# How to know which speaker wire for which speaker



## Drachenfire (Jun 6, 2017)

For about $20 on Amazon you can get a tracer and tone generator kit.










You connect the tone generator to one set of wires and use the tracer to identify the other end.

If you want to go the really cheap way, you could hook up a C or D battery to one end and identify the other end by connecting a flashlight bulb to each set of wires until you find the one that lights the bulb.


----------



## Bud9051 (Nov 11, 2015)

Assuming those wires are pairs if you have an ohm meter you can twist one pair together and then check for low resistance at the other end.

If your wires are not marked as to which side is which Drachenfire's suggestion would also allow you to identify the polarity. The polarity allows you to keep all speakers in phase or out of phase depending upon location. Phasing is sometimes trial and error.

Bud


----------



## JustinK (Oct 4, 2009)

Assuming the positive and negative are together for each speaker You can just connect one speaker at a time listen what speaker goes on and label.


----------



## CaptTom (Dec 31, 2017)

JustinK said:


> Assuming the positive and negative are together for each speaker You can just connect one speaker at a time listen what speaker goes on and label.

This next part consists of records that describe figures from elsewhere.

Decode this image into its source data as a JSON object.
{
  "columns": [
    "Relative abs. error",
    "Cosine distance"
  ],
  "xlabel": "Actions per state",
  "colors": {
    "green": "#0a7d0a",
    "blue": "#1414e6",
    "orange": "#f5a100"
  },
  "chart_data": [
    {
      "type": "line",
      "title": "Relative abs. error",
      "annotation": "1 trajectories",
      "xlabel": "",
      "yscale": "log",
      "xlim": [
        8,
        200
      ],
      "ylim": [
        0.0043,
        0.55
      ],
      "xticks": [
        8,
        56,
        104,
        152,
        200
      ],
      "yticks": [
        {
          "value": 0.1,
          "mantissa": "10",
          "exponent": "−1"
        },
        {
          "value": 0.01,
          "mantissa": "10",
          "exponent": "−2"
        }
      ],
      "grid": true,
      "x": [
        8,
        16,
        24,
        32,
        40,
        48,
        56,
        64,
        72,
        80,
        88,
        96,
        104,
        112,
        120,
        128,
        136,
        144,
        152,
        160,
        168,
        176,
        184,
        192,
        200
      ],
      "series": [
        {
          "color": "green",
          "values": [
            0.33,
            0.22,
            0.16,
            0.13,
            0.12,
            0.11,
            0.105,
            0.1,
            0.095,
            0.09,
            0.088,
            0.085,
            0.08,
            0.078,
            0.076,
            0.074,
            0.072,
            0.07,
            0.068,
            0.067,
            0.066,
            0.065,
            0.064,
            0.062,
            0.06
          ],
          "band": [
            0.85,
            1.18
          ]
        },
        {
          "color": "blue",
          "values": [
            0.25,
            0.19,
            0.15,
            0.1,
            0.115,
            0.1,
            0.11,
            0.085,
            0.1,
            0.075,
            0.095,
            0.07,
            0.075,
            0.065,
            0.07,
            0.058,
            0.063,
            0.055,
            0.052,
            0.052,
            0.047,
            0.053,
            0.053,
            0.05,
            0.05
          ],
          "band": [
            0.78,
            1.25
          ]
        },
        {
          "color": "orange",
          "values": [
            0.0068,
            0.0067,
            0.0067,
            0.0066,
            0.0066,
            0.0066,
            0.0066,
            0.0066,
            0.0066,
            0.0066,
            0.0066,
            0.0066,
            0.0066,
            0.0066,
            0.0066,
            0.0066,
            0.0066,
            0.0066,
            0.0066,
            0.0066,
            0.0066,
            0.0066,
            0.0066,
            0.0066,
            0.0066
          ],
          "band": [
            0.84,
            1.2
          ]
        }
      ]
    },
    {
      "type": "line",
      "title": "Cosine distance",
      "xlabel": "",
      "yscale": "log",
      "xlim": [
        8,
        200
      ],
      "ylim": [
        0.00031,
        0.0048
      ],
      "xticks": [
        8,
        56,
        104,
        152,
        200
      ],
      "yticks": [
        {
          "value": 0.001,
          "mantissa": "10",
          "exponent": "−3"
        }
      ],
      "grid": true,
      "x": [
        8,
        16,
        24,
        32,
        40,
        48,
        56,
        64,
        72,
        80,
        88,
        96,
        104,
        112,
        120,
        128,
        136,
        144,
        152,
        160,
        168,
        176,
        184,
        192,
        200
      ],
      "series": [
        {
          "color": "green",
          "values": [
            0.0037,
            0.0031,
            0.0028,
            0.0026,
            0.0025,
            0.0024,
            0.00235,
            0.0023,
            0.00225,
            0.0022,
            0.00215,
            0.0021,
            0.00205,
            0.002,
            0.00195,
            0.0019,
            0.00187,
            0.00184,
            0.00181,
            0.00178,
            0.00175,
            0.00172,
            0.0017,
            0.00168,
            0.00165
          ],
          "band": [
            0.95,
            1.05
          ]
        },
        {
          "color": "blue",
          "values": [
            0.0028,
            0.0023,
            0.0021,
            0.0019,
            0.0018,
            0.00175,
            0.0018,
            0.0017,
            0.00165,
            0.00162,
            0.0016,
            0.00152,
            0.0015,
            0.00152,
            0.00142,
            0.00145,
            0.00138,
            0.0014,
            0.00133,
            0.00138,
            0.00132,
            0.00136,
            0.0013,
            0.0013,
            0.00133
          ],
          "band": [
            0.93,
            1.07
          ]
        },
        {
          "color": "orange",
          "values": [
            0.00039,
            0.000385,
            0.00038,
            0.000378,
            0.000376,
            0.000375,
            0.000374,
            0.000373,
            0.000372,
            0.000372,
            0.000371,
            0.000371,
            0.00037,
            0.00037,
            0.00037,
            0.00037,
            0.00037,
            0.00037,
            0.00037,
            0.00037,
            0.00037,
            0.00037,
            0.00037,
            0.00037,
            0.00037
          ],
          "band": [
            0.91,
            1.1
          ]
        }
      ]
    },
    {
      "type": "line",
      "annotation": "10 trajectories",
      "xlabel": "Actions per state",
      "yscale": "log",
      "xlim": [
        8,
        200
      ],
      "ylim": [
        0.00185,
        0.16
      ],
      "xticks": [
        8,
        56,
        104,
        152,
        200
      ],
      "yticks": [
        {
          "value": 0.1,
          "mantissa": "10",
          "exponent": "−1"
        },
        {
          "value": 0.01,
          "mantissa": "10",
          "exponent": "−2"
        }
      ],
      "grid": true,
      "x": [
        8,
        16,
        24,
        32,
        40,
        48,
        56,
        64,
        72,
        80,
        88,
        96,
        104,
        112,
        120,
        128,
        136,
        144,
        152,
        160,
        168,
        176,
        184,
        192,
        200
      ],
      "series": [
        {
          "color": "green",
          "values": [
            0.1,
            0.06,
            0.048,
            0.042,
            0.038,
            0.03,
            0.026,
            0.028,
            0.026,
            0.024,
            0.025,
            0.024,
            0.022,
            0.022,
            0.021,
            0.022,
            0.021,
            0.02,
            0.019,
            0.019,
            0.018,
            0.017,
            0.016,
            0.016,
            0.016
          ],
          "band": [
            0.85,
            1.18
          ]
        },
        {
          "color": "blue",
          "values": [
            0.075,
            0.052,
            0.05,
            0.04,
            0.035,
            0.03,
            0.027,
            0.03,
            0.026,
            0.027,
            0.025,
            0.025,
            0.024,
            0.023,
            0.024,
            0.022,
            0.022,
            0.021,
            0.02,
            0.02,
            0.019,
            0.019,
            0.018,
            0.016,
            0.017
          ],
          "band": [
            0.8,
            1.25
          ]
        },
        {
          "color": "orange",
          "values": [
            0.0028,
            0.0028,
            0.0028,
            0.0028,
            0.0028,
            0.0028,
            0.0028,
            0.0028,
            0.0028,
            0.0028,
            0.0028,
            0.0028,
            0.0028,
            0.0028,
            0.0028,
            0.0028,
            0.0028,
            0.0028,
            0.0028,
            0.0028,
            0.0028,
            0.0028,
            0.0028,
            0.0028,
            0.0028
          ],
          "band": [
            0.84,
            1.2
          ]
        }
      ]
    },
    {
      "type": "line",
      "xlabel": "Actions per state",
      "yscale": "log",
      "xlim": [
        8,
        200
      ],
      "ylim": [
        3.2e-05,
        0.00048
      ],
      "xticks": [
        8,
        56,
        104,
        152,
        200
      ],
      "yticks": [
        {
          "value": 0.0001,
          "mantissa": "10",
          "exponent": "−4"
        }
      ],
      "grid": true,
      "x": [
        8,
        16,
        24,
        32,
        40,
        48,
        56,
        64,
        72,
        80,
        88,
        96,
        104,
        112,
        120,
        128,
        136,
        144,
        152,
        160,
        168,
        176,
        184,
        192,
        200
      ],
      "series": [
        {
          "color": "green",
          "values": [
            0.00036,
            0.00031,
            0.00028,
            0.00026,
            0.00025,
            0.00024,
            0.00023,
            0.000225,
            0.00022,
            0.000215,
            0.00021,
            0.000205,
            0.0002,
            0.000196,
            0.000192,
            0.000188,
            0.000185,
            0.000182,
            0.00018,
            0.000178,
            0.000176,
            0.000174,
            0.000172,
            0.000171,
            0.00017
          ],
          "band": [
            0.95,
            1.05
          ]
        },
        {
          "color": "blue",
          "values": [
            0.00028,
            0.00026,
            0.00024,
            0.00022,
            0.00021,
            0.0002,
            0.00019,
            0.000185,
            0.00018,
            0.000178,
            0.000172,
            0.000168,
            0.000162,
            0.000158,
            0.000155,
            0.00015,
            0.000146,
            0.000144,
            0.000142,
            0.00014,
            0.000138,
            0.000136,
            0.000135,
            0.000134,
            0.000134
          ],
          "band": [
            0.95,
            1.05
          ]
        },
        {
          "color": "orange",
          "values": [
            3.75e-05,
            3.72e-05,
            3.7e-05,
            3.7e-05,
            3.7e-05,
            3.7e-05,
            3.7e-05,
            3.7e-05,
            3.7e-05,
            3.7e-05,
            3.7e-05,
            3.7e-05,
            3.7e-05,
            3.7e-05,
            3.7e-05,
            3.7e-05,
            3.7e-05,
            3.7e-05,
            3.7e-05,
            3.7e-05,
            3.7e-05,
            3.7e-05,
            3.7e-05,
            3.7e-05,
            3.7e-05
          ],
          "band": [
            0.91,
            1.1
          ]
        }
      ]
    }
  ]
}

And if it's just bare wires, touch one of each pair to a battery and listen for the popping and crackling.


----------



## Dave Sal (Dec 20, 2012)

You could just connect one speaker at a time to the same output on the receiver, play some music, and then mark the wires as to which speaker is working. I don't know about your receiver but mine puts out a simple display when connected to a TV that shows the speakers that are connected and sends a tone to each one individually. You can then see if you have them all connected properly. I would imagine your new Denon receiver has a similar function.


----------